Gov. Ron DeSantis says this week’s major hurricane didn’t wreck buildings as much as he feared, even as he surveyed the arguable epicenter of the storm’s destructive path.
DeSantis appeared in Sarasota near where Hurricane Milton made landfall Wednesday evening. He extolled the performance of mobile homes and newer construction in general as better than expected given the hurricane’s impacts.
“I mean, there’s damage behind me with some of these. Honestly, for the mobile home stuff, I thought there would be more roofs (destroyed). So some of these mobile homes, I mean, they’ve done a lot better in Florida over the years. We flew in over a number of the communities as well. There were definitely some roofs that were really bad, but then there were others that did really well,” DeSantis said.
Regarding “buildings that were built in the last 20 to 30 years,” DeSantis said “they did very well” and “look good.”
DeSantis said he is still assessing damage from the storm, and is “confident” the state will “bounce back.”

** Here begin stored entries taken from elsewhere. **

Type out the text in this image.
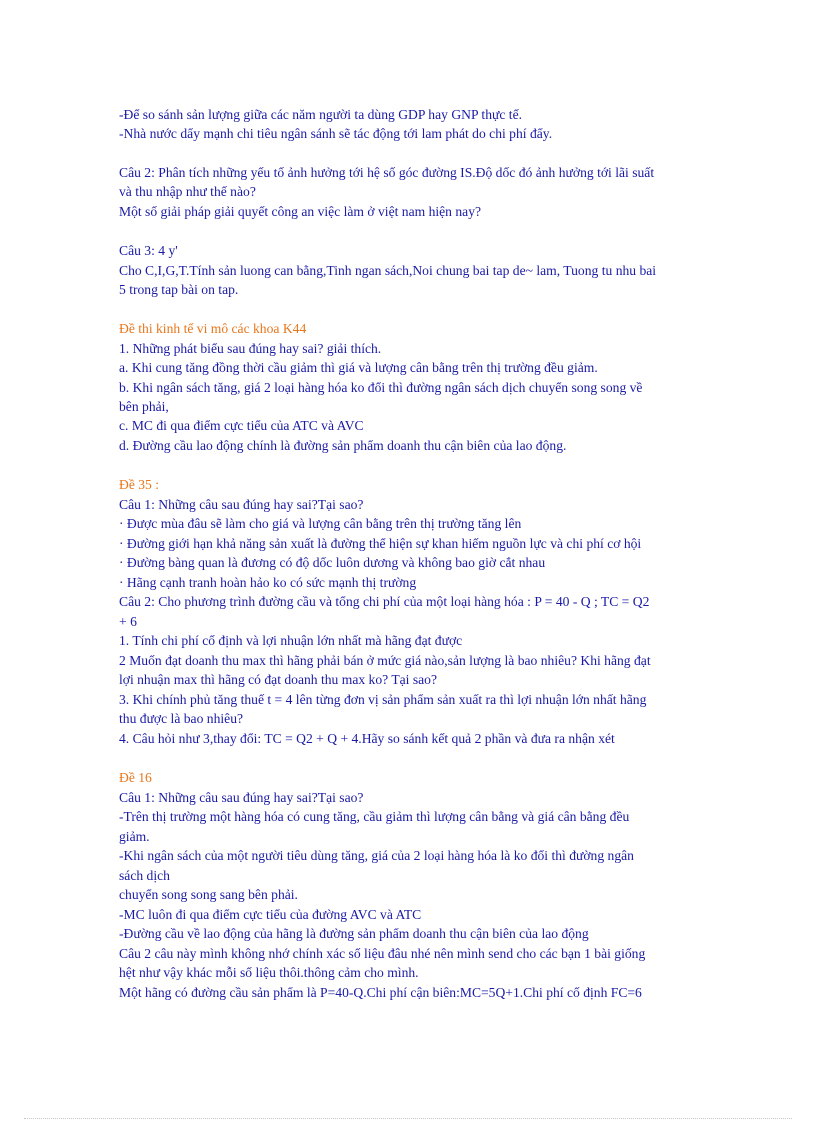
-Để so sánh sản lượng giữa các năm người ta dùng GDP hay GNP thực tế.
-Nhà nước dẩy mạnh chi tiêu ngân sánh sẽ tác động tới lam phát do chi phí đẩy.
Câu 2: Phân tích những yếu tố ảnh hưởng tới hệ số góc đường IS.Độ dốc đó ảnh hưởng tới lãi suất
và thu nhập như thế nào?
Một số giải pháp giải quyết công an việc làm ở việt nam hiện nay?
Câu 3: 4 y'
Cho C,I,G,T.Tính sản luong can bằng,Tinh ngan sách,Noi chung bai tap de~ lam, Tuong tu nhu bai
5 trong tap bài on tap.
Đề thi kinh tế vi mô các khoa K44
1. Những phát biểu sau đúng hay sai? giải thích.
a. Khi cung tăng đồng thời cầu giảm thì giá và lượng cân bằng trên thị trường đều giảm.
b. Khi ngân sách tăng, giá 2 loại hàng hóa ko đổi thì đường ngân sách dịch chuyển song song về
bên phải,
c. MC đi qua điểm cực tiểu của ATC và AVC
d. Đường cầu lao động chính là đường sản phẩm doanh thu cận biên của lao động.
Đề 35 :
Câu 1: Những câu sau đúng hay sai?Tại sao?
· Được mùa đâu sẽ làm cho giá và lượng cân bằng trên thị trường tăng lên
· Đường giới hạn khả năng sản xuất là đường thể hiện sự khan hiếm nguồn lực và chi phí cơ hội
· Đường bàng quan là đương có độ dốc luôn dương và không bao giờ cắt nhau
· Hãng cạnh tranh hoàn hảo ko có sức mạnh thị trường
Câu 2: Cho phương trình đường cầu và tổng chi phí của một loại hàng hóa : P = 40 - Q ; TC = Q2
+ 6
1. Tính chi phí cố định và lợi nhuận lớn nhất mà hãng đạt được
2 Muốn đạt doanh thu max thì hãng phải bán ở mức giá nào,sản lượng là bao nhiêu? Khi hãng đạt
lợi nhuận max thì hãng có đạt doanh thu max ko? Tại sao?
3. Khi chính phủ tăng thuế t = 4 lên từng đơn vị sản phẩm sản xuất ra thì lợi nhuận lớn nhất hãng
thu được là bao nhiêu?
4. Câu hỏi như 3,thay đổi: TC = Q2 + Q + 4.Hãy so sánh kết quả 2 phần và đưa ra nhận xét
Đề 16
Câu 1: Những câu sau đúng hay sai?Tại sao?
-Trên thị trường một hàng hóa có cung tăng, cầu giảm thì lượng cân bằng và giá cân bằng đều
giảm.
-Khi ngân sách của một người tiêu dùng tăng, giá của 2 loại hàng hóa là ko đổi thì đường ngân
sách dịch
chuyển song song sang bên phải.
-MC luôn đi qua điểm cực tiểu của đường AVC và ATC
-Đường cầu về lao động của hãng là đường sản phẩm doanh thu cận biên của lao động
Câu 2 câu này mình không nhớ chính xác số liệu đâu nhé nên mình send cho các bạn 1 bài giống
hệt như vậy khác mỗi số liệu thôi.thông cảm cho mình.
Một hãng có đường cầu sản phẩm là P=40-Q.Chi phí cận biên:MC=5Q+1.Chi phí cố định FC=6
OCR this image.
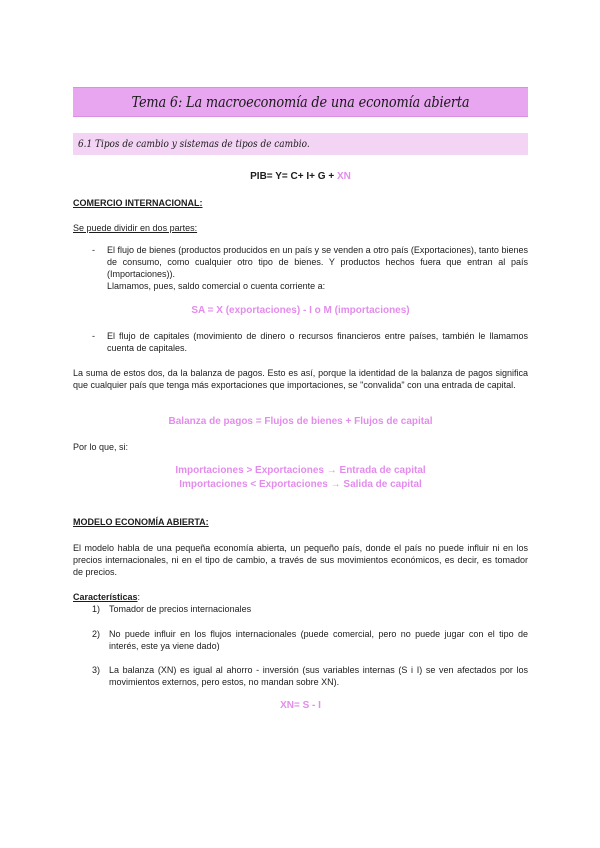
Tema 6: La macroeconomía de una economía abierta
6.1 Tipos de cambio y sistemas de tipos de cambio.
PIB= Y= C+ I+ G + XN
COMERCIO INTERNACIONAL:
Se puede dividir en dos partes:
- El flujo de bienes (productos producidos en un país y se venden a otro país (Exportaciones), tanto bienes de consumo, como cualquier otro tipo de bienes. Y productos hechos fuera que entran al país (Importaciones)).
Llamamos, pues, saldo comercial o cuenta corriente a:
SA = X (exportaciones) - I o M (importaciones)
- El flujo de capitales (movimiento de dinero o recursos financieros entre países, también le llamamos cuenta de capitales.
La suma de estos dos, da la balanza de pagos. Esto es así, porque la identidad de la balanza de pagos significa que cualquier país que tenga más exportaciones que importaciones, se "convalida" con una entrada de capital.
Balanza de pagos = Flujos de bienes + Flujos de capital
Por lo que, si:
Importaciones > Exportaciones → Entrada de capital
Importaciones < Exportaciones → Salida de capital
MODELO ECONOMÍA ABIERTA:
El modelo habla de una pequeña economía abierta, un pequeño país, donde el país no puede influir ni en los precios internacionales, ni en el tipo de cambio, a través de sus movimientos económicos, es decir, es tomador de precios.
Características:
1) Tomador de precios internacionales
2) No puede influir en los flujos internacionales (puede comercial, pero no puede jugar con el tipo de interés, este ya viene dado)
3) La balanza (XN) es igual al ahorro - inversión (sus variables internas (S i I) se ven afectados por los movimientos externos, pero estos, no mandan sobre XN).
XN= S - I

Structural critique is a feature of the Governor’s post-storm commentary, as those who were in Florida back in 2022 remember in the wake of Hurricane Ian, when he repeatedly condemned buildings constructed during the 1970s and ’80s as “not being built for the long haul.”
“Whatever happened in the ’70s and ’80s, I don’t know. Not the best building material. I don’t know what it was, but you definitely see that,” DeSantis said.
He contemporaneously commented that “sometimes the stuff built in like the ’40s and ’50s did better than the stuff built in the ’70s and ’80s” during Ian.
DeSantis’ reassurances about property holding up during the hurricane come after Insurance Commissioner Michael Yaworsky announced that USAA was going to continue operating in the state.